Information from SA Police says cross border community members can only move between SA and Vic for the purposes of employment or education; providing or receiving care and support; and accessing food, fuel, supplies or medical care.

A Victorian cross-border community member must not travel more than 40km into SA while any SA residents that travels more than 40km into Vic but complete 14 days quarantine upon returning to SA.

Among the changes, this means cross-border community members will no longer be able to travel between Portland, Vic, and SA.

MacKillop MP Nick McBride had a number of people calling through to his office, seeking information about the tougher restrictions.

He said he was fully supportive of the need for these stricter border controls, but acknowledged it was a challenging time, particularly for those living in the South East.

"I understand Cross Border Community Members will largely not be impacted by these changes and will still be able to travel into both SA and Vic," he said.

"However, I am aware the change in distance that they are allowed to travel (from 50 km to 40km) has caused some concern.

"I am pleased to see that the new direction includes provisions for agriculture and other primary industries as well as seasonal workers (including shearers and forestry workers) and will clarify arrangements enable them to carry out cross border work."

Mr McBride said his focus has been on protecting the local communities while also enabling the essential day-to-day work of these important sectors to continue.

"I have advocated for these changes, with my focus being on protecting our communities, while also enabling the essential day to day work of these important sectors to continue."

"I am aware that the changes to the travel direction impact South Australian families who have children attending schools in Vic," he said.

"This is obviously concerning for these families and I am keen to see an outcome that does not impact on either their schooling or their ability to be with their loved ones."

In other moves to protect these cross-border community members, the SA government has expanded its wastewater testing for COVID-19 into Mount Gambier.

Health and Wellbeing Minister Stephen Wade said this testing was in response to the increased Vic COVID threat, while record numbers of tests have been conducted in SA in the past week.

"Launching wastewater testing near the Victorian border at Mount Gambier to actively monitor the underlying level of COVID-19 in the community is another part of the government's strong plan to protect South Australians from the spread of the disease," he said.

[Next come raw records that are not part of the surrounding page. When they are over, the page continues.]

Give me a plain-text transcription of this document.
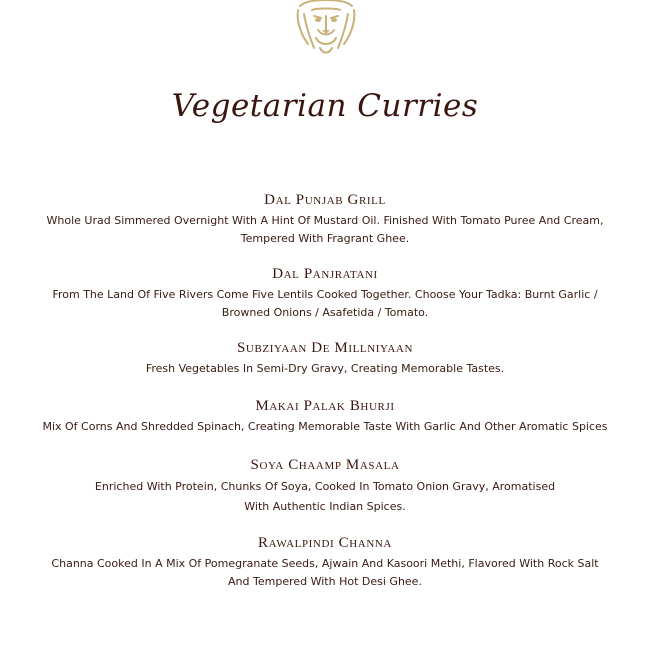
Vegetarian Curries
Dal Punjab Grill
Whole Urad Simmered Overnight With A Hint Of Mustard Oil. Finished With Tomato Puree And Cream,
Tempered With Fragrant Ghee.
Dal Panjratani
From The Land Of Five Rivers Come Five Lentils Cooked Together. Choose Your Tadka: Burnt Garlic /
Browned Onions / Asafetida / Tomato.
Subziyaan De Millniyaan
Fresh Vegetables In Semi-Dry Gravy, Creating Memorable Tastes.
Makai Palak Bhurji
Mix Of Corns And Shredded Spinach, Creating Memorable Taste With Garlic And Other Aromatic Spices
Soya Chaamp Masala
Enriched With Protein, Chunks Of Soya, Cooked In Tomato Onion Gravy, Aromatised
With Authentic Indian Spices.
Rawalpindi Channa
Channa Cooked In A Mix Of Pomegranate Seeds, Ajwain And Kasoori Methi, Flavored With Rock Salt
And Tempered With Hot Desi Ghee.
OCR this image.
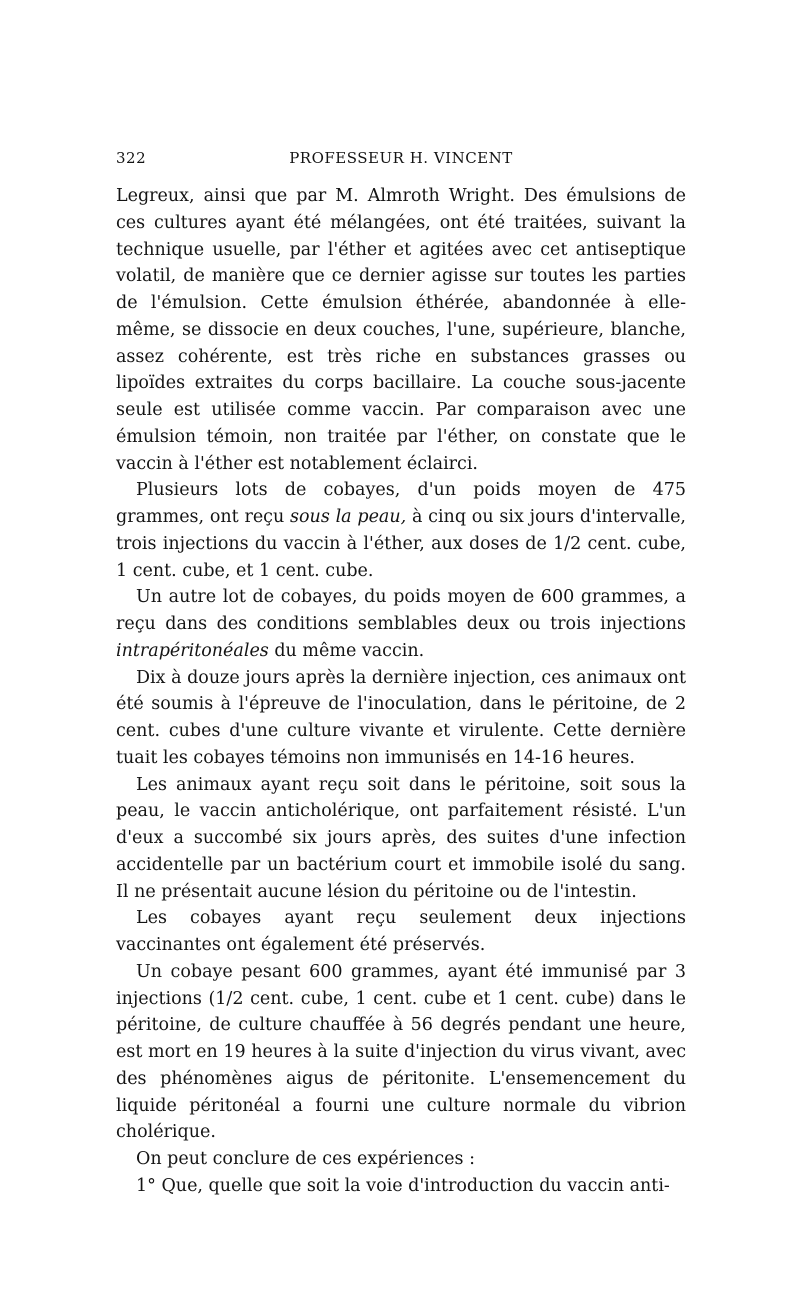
322	PROFESSEUR H. VINCENT

Legreux, ainsi que par M. Almroth Wright. Des émulsions de ces cultures ayant été mélangées, ont été traitées, suivant la technique usuelle, par l'éther et agitées avec cet antiseptique volatil, de manière que ce dernier agisse sur toutes les parties de l'émulsion. Cette émulsion éthérée, abandonnée à elle-même, se dissocie en deux couches, l'une, supérieure, blanche, assez cohérente, est très riche en substances grasses ou lipoïdes extraites du corps bacillaire. La couche sous-jacente seule est utilisée comme vaccin. Par comparaison avec une émulsion témoin, non traitée par l'éther, on constate que le vaccin à l'éther est notablement éclairci.

Plusieurs lots de cobayes, d'un poids moyen de 475 grammes, ont reçu sous la peau, à cinq ou six jours d'intervalle, trois injections du vaccin à l'éther, aux doses de 1/2 cent. cube, 1 cent. cube, et 1 cent. cube.

Un autre lot de cobayes, du poids moyen de 600 grammes, a reçu dans des conditions semblables deux ou trois injections intrapéritonéales du même vaccin.

Dix à douze jours après la dernière injection, ces animaux ont été soumis à l'épreuve de l'inoculation, dans le péritoine, de 2 cent. cubes d'une culture vivante et virulente. Cette dernière tuait les cobayes témoins non immunisés en 14-16 heures.

Les animaux ayant reçu soit dans le péritoine, soit sous la peau, le vaccin anticholérique, ont parfaitement résisté. L'un d'eux a succombé six jours après, des suites d'une infection accidentelle par un bactérium court et immobile isolé du sang. Il ne présentait aucune lésion du péritoine ou de l'intestin.

Les cobayes ayant reçu seulement deux injections vaccinantes ont également été préservés.

Un cobaye pesant 600 grammes, ayant été immunisé par 3 injections (1/2 cent. cube, 1 cent. cube et 1 cent. cube) dans le péritoine, de culture chauffée à 56 degrés pendant une heure, est mort en 19 heures à la suite d'injection du virus vivant, avec des phénomènes aigus de péritonite. L'ensemencement du liquide péritonéal a fourni une culture normale du vibrion cholérique.

On peut conclure de ces expériences :

1° Que, quelle que soit la voie d'introduction du vaccin anti-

Three mobile testing clinics have also recently been set up at key border crossings at Bordertown, Mount Gambier and Yamba to further strengthen SA Pathology's already robust response to the COVID-19 pandemic.

The vans are specifically for South Australians entering the state from Vic and are not available for routine swabbing of individuals living locally.

Department for Health and Wellbeing principal water Quality Adviser, Dr David Cunliffe, said wastewater testing is ongoing at SA Water's Bolivar, Christies Beach, Glenelg, Port Lincoln and Angaston wastewater treatment plants.

"SA is contributing to a major national project coordinated by Water Research Australia identifying innovative ways to test and monitor for COVID-19 and SA Health and SA Water worked quickly to develop an appropriate method to detect the virus in wastewater," Dr Cunliffe said.

"We detected low-level positives in samples collected and stored from two metropolitan treatment plants from when there were significantly more local cases earlier this year.

"We also detected low-levels of COVID-19 in one of our quarantine facilities when we knew three positive cases were isolating there.

"In the last two weeks, SA Water has used these samples to validate the method, giving us confidence in the accuracy of our results.

"We are now looking to expand the water sampling to other regional areas and places where we might expect more tourists and other interstate travellers."

The state government has also acted to amend the Emergency Management Act to insert a maximum penalty of up to two years imprisonment for people defying the border restrictions.

"SA has come too far to have reckless people coming into our state illegally and unwinding that good work."